Trypanosomes, the parasites that cause sleeping sickness, dodge capture and destruction by the immune system by routinely altering their surface proteins to prevent recognition; however, a newly developed drug delivery strategy may defeat their stealth strategy.

The key to the trypanosome's disguise acumen is the variable surface glycoprotein (VSG), which undergoes constant alteration to help bloodstream parasites stay at least one step ahead of host immune detection. As a result, drug-based therapeutics are more practical than vaccination, but existing drugs bring with them the risk of severe toxicity and the potential for the emergence of drug-resistant strains.

Recent research has identified a naturally occurring human protein, apolipoprotein L-I (apoL-I), which is capable of inducing lysis in certain trypanosome strains. Now, in new work published in the May issue of Nature Medicine, Toya Nath Baral of the Vrije Universiteit Brussel (Belgium) and his colleagues describe a scheme for targeted delivery of this protein that seems to bypass the parasite's natural defense mechanisms.

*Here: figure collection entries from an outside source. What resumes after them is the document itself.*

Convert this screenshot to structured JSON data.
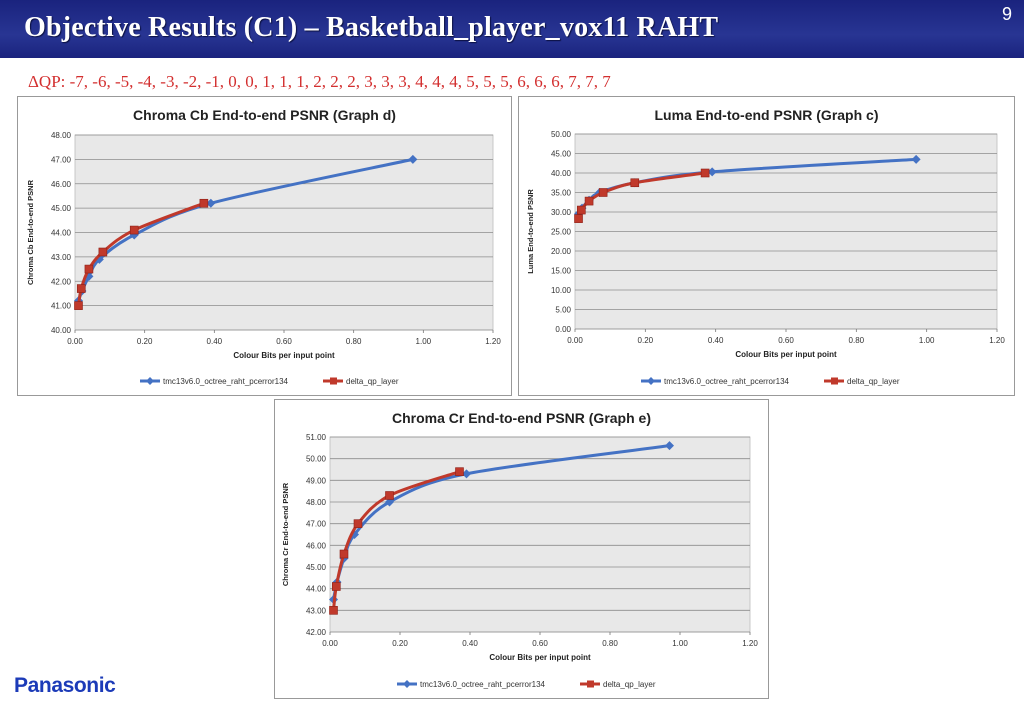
{
  "slide": {
    "title": "Objective Results (C1) – Basketball_player_vox11 RAHT",
    "page_number": "9",
    "dqp": "ΔQP: -7, -6, -5, -4, -3, -2, -1, 0, 0, 1, 1, 1, 2, 2, 2, 3, 3, 3, 4, 4, 4, 5, 5, 5, 6, 6, 6, 7, 7, 7",
    "logo": "Panasonic"
  },
  "colors": {
    "title_bar": "#1a237e",
    "series_1": "#4472c4",
    "series_2": "#c0392b",
    "dqp_text": "#d32f2f",
    "plot_bg": "#e8e8e8"
  },
  "chart_data": [
    {
      "type": "line",
      "title": "Chroma Cb End-to-end PSNR (Graph d)",
      "xlabel": "Colour  Bits per input point",
      "ylabel": "Chroma Cb End-to-end PSNR",
      "xlim": [
        0,
        1.2
      ],
      "ylim": [
        40,
        48
      ],
      "xticks": [
        "0.00",
        "0.20",
        "0.40",
        "0.60",
        "0.80",
        "1.00",
        "1.20"
      ],
      "yticks": [
        "40.00",
        "41.00",
        "42.00",
        "43.00",
        "44.00",
        "45.00",
        "46.00",
        "47.00",
        "48.00"
      ],
      "grid": true,
      "legend": "bottom",
      "series": [
        {
          "name": "tmc13v6.0_octree_raht_pcerror134",
          "marker": "diamond",
          "x": [
            0.01,
            0.02,
            0.04,
            0.07,
            0.17,
            0.39,
            0.97
          ],
          "y": [
            41.2,
            41.6,
            42.2,
            42.9,
            43.9,
            45.2,
            47.0
          ]
        },
        {
          "name": "delta_qp_layer",
          "marker": "square",
          "x": [
            0.01,
            0.018,
            0.04,
            0.08,
            0.17,
            0.37
          ],
          "y": [
            41.0,
            41.7,
            42.5,
            43.2,
            44.1,
            45.2
          ]
        }
      ]
    },
    {
      "type": "line",
      "title": "Luma End-to-end PSNR (Graph c)",
      "xlabel": "Colour  Bits per input point",
      "ylabel": "Luma End-to-end PSNR",
      "xlim": [
        0,
        1.2
      ],
      "ylim": [
        0,
        50
      ],
      "xticks": [
        "0.00",
        "0.20",
        "0.40",
        "0.60",
        "0.80",
        "1.00",
        "1.20"
      ],
      "yticks": [
        "0.00",
        "5.00",
        "10.00",
        "15.00",
        "20.00",
        "25.00",
        "30.00",
        "35.00",
        "40.00",
        "45.00",
        "50.00"
      ],
      "grid": true,
      "legend": "bottom",
      "series": [
        {
          "name": "tmc13v6.0_octree_raht_pcerror134",
          "marker": "diamond",
          "x": [
            0.01,
            0.02,
            0.04,
            0.07,
            0.17,
            0.39,
            0.97
          ],
          "y": [
            29.5,
            31.0,
            33.0,
            35.0,
            37.5,
            40.3,
            43.5
          ]
        },
        {
          "name": "delta_qp_layer",
          "marker": "square",
          "x": [
            0.01,
            0.018,
            0.04,
            0.08,
            0.17,
            0.37
          ],
          "y": [
            28.3,
            30.5,
            32.8,
            35.0,
            37.5,
            40.0
          ]
        }
      ]
    },
    {
      "type": "line",
      "title": "Chroma Cr End-to-end PSNR (Graph e)",
      "xlabel": "Colour  Bits per input point",
      "ylabel": "Chroma Cr End-to-end PSNR",
      "xlim": [
        0,
        1.2
      ],
      "ylim": [
        42,
        51
      ],
      "xticks": [
        "0.00",
        "0.20",
        "0.40",
        "0.60",
        "0.80",
        "1.00",
        "1.20"
      ],
      "yticks": [
        "42.00",
        "43.00",
        "44.00",
        "45.00",
        "46.00",
        "47.00",
        "48.00",
        "49.00",
        "50.00",
        "51.00"
      ],
      "grid": true,
      "legend": "bottom",
      "series": [
        {
          "name": "tmc13v6.0_octree_raht_pcerror134",
          "marker": "diamond",
          "x": [
            0.01,
            0.02,
            0.04,
            0.07,
            0.17,
            0.39,
            0.97
          ],
          "y": [
            43.5,
            44.3,
            45.4,
            46.5,
            48.0,
            49.3,
            50.6
          ]
        },
        {
          "name": "delta_qp_layer",
          "marker": "square",
          "x": [
            0.01,
            0.018,
            0.04,
            0.08,
            0.17,
            0.37
          ],
          "y": [
            43.0,
            44.1,
            45.6,
            47.0,
            48.3,
            49.4
          ]
        }
      ]
    }
  ]
}
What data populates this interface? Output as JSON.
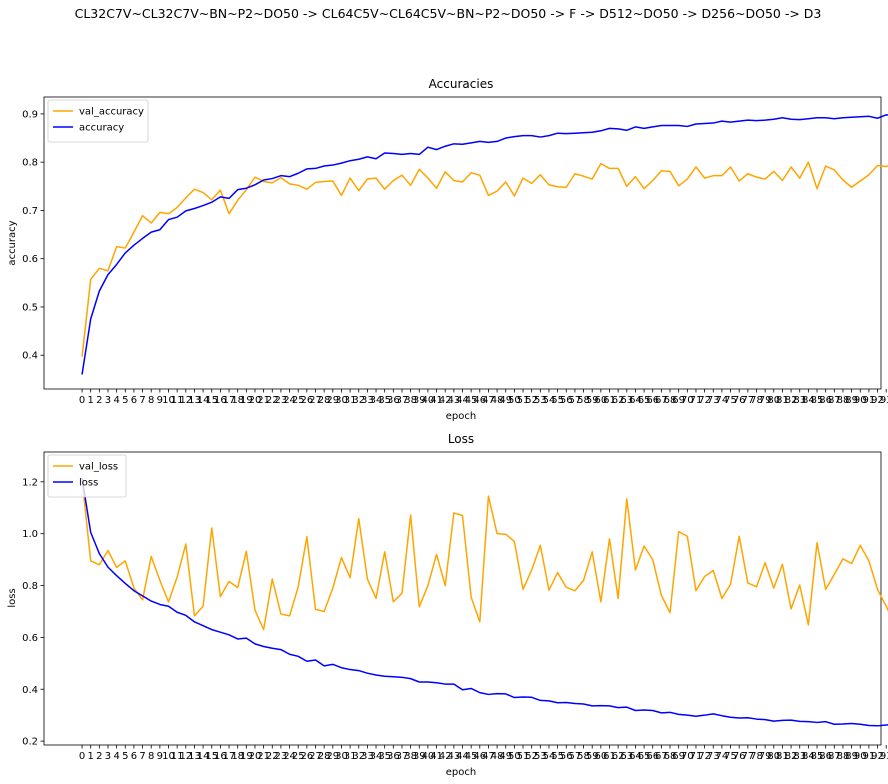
{
  "suptitle": "CL32C7V~CL32C7V~BN~P2~DO50 -> CL64C5V~CL64C5V~BN~P2~DO50 -> F -> D512~DO50 -> D256~DO50 -> D3",
  "chart_data": [
    {
      "type": "line",
      "title": "Accuracies",
      "xlabel": "epoch",
      "ylabel": "accuracy",
      "xlim": [
        -4.4,
        92.4
      ],
      "ylim": [
        0.33,
        0.935
      ],
      "yticks": [
        0.4,
        0.5,
        0.6,
        0.7,
        0.8,
        0.9
      ],
      "grid": false,
      "legend_position": "upper-left",
      "series": [
        {
          "name": "val_accuracy",
          "color": "#ffa500",
          "values": [
            0.397,
            0.557,
            0.58,
            0.575,
            0.625,
            0.622,
            0.655,
            0.689,
            0.674,
            0.696,
            0.693,
            0.706,
            0.726,
            0.744,
            0.737,
            0.722,
            0.742,
            0.693,
            0.721,
            0.743,
            0.769,
            0.76,
            0.757,
            0.768,
            0.755,
            0.752,
            0.744,
            0.758,
            0.76,
            0.761,
            0.731,
            0.767,
            0.741,
            0.765,
            0.767,
            0.744,
            0.762,
            0.773,
            0.752,
            0.785,
            0.767,
            0.746,
            0.78,
            0.762,
            0.759,
            0.778,
            0.773,
            0.731,
            0.74,
            0.759,
            0.73,
            0.767,
            0.756,
            0.774,
            0.753,
            0.749,
            0.748,
            0.776,
            0.771,
            0.765,
            0.797,
            0.787,
            0.787,
            0.75,
            0.77,
            0.745,
            0.762,
            0.782,
            0.781,
            0.751,
            0.765,
            0.79,
            0.767,
            0.772,
            0.772,
            0.79,
            0.761,
            0.776,
            0.769,
            0.765,
            0.781,
            0.762,
            0.79,
            0.767,
            0.8,
            0.745,
            0.792,
            0.784,
            0.763,
            0.748,
            0.761,
            0.774,
            0.793,
            0.791,
            0.797,
            0.777,
            0.755,
            0.771,
            0.769,
            0.754
          ]
        },
        {
          "name": "accuracy",
          "color": "#0000ff",
          "values": [
            0.36,
            0.475,
            0.533,
            0.567,
            0.588,
            0.612,
            0.628,
            0.642,
            0.655,
            0.66,
            0.681,
            0.686,
            0.699,
            0.704,
            0.71,
            0.717,
            0.728,
            0.725,
            0.743,
            0.746,
            0.753,
            0.763,
            0.766,
            0.772,
            0.77,
            0.777,
            0.786,
            0.787,
            0.792,
            0.794,
            0.798,
            0.803,
            0.806,
            0.811,
            0.807,
            0.819,
            0.818,
            0.816,
            0.818,
            0.816,
            0.831,
            0.826,
            0.833,
            0.838,
            0.837,
            0.84,
            0.843,
            0.841,
            0.843,
            0.85,
            0.853,
            0.855,
            0.855,
            0.852,
            0.855,
            0.86,
            0.859,
            0.86,
            0.861,
            0.862,
            0.865,
            0.87,
            0.869,
            0.866,
            0.873,
            0.87,
            0.873,
            0.876,
            0.876,
            0.876,
            0.874,
            0.879,
            0.88,
            0.881,
            0.885,
            0.883,
            0.885,
            0.887,
            0.886,
            0.887,
            0.889,
            0.892,
            0.889,
            0.888,
            0.89,
            0.892,
            0.892,
            0.89,
            0.892,
            0.893,
            0.894,
            0.895,
            0.891,
            0.898,
            0.897,
            0.896,
            0.894,
            0.9,
            0.899,
            0.906
          ]
        }
      ]
    },
    {
      "type": "line",
      "title": "Loss",
      "xlabel": "epoch",
      "ylabel": "loss",
      "xlim": [
        -4.4,
        92.4
      ],
      "ylim": [
        0.185,
        1.315
      ],
      "yticks": [
        0.2,
        0.4,
        0.6,
        0.8,
        1.0,
        1.2
      ],
      "grid": false,
      "legend_position": "upper-left",
      "series": [
        {
          "name": "val_loss",
          "color": "#ffa500",
          "values": [
            1.21,
            0.895,
            0.88,
            0.935,
            0.87,
            0.895,
            0.79,
            0.745,
            0.912,
            0.82,
            0.737,
            0.833,
            0.96,
            0.683,
            0.72,
            1.022,
            0.757,
            0.816,
            0.792,
            0.932,
            0.705,
            0.63,
            0.825,
            0.69,
            0.683,
            0.795,
            0.988,
            0.708,
            0.7,
            0.79,
            0.908,
            0.83,
            1.058,
            0.825,
            0.75,
            0.93,
            0.737,
            0.77,
            1.072,
            0.718,
            0.8,
            0.92,
            0.8,
            1.08,
            1.07,
            0.755,
            0.66,
            1.145,
            1.0,
            0.998,
            0.97,
            0.785,
            0.86,
            0.955,
            0.782,
            0.85,
            0.793,
            0.78,
            0.82,
            0.93,
            0.737,
            0.98,
            0.75,
            1.134,
            0.86,
            0.952,
            0.9,
            0.762,
            0.695,
            1.008,
            0.99,
            0.78,
            0.835,
            0.858,
            0.75,
            0.805,
            0.99,
            0.81,
            0.795,
            0.888,
            0.79,
            0.882,
            0.71,
            0.802,
            0.648,
            0.965,
            0.785,
            0.843,
            0.903,
            0.885,
            0.955,
            0.895,
            0.785,
            0.72,
            0.65,
            0.695,
            0.938,
            0.8,
            0.755,
            1.068
          ]
        },
        {
          "name": "loss",
          "color": "#0000ff",
          "values": [
            1.215,
            1.005,
            0.923,
            0.871,
            0.838,
            0.808,
            0.78,
            0.76,
            0.74,
            0.727,
            0.72,
            0.697,
            0.685,
            0.66,
            0.645,
            0.63,
            0.62,
            0.61,
            0.594,
            0.597,
            0.575,
            0.565,
            0.558,
            0.553,
            0.535,
            0.527,
            0.508,
            0.513,
            0.49,
            0.496,
            0.483,
            0.476,
            0.472,
            0.462,
            0.455,
            0.45,
            0.448,
            0.446,
            0.441,
            0.428,
            0.428,
            0.425,
            0.42,
            0.42,
            0.398,
            0.403,
            0.387,
            0.38,
            0.383,
            0.382,
            0.368,
            0.37,
            0.369,
            0.357,
            0.355,
            0.348,
            0.349,
            0.345,
            0.343,
            0.336,
            0.337,
            0.336,
            0.329,
            0.331,
            0.318,
            0.32,
            0.318,
            0.309,
            0.311,
            0.303,
            0.3,
            0.296,
            0.3,
            0.305,
            0.298,
            0.292,
            0.289,
            0.29,
            0.285,
            0.283,
            0.277,
            0.28,
            0.281,
            0.276,
            0.275,
            0.272,
            0.275,
            0.265,
            0.266,
            0.268,
            0.265,
            0.26,
            0.259,
            0.262,
            0.264,
            0.255,
            0.257,
            0.256,
            0.25,
            0.24
          ]
        }
      ]
    }
  ]
}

The trypanosome species responsible for sleeping sickness is normally resistant to apoL-I, but a minor modification to this protein is enough to render these species vulnerable to destruction. For delivery, Baral and colleagues used a nanobody—a small, single-protein fragment derived from camel antibodies—that is capable of generically recognizing a variety of different VSGs. Linking modified apoL-I to this nanobody seemed to do the trick; in vitro, trypanosomes exposed to the conjugate perished completely, and in vivo, trypanosome-infected mice showed total clearance of parasites within a week of treatment. Mice receiving optimal doses of this therapeutic agent remained parasite-free and in apparently good health for the duration of the in vivo studies, as long as 60 d after treatment.

The authors indicate that the sequence similarity between nanobodies and human antibodies should lower the risk of unwanted host immune response for this therapy, and that this strategy may also prove useful for treating other infectious diseases.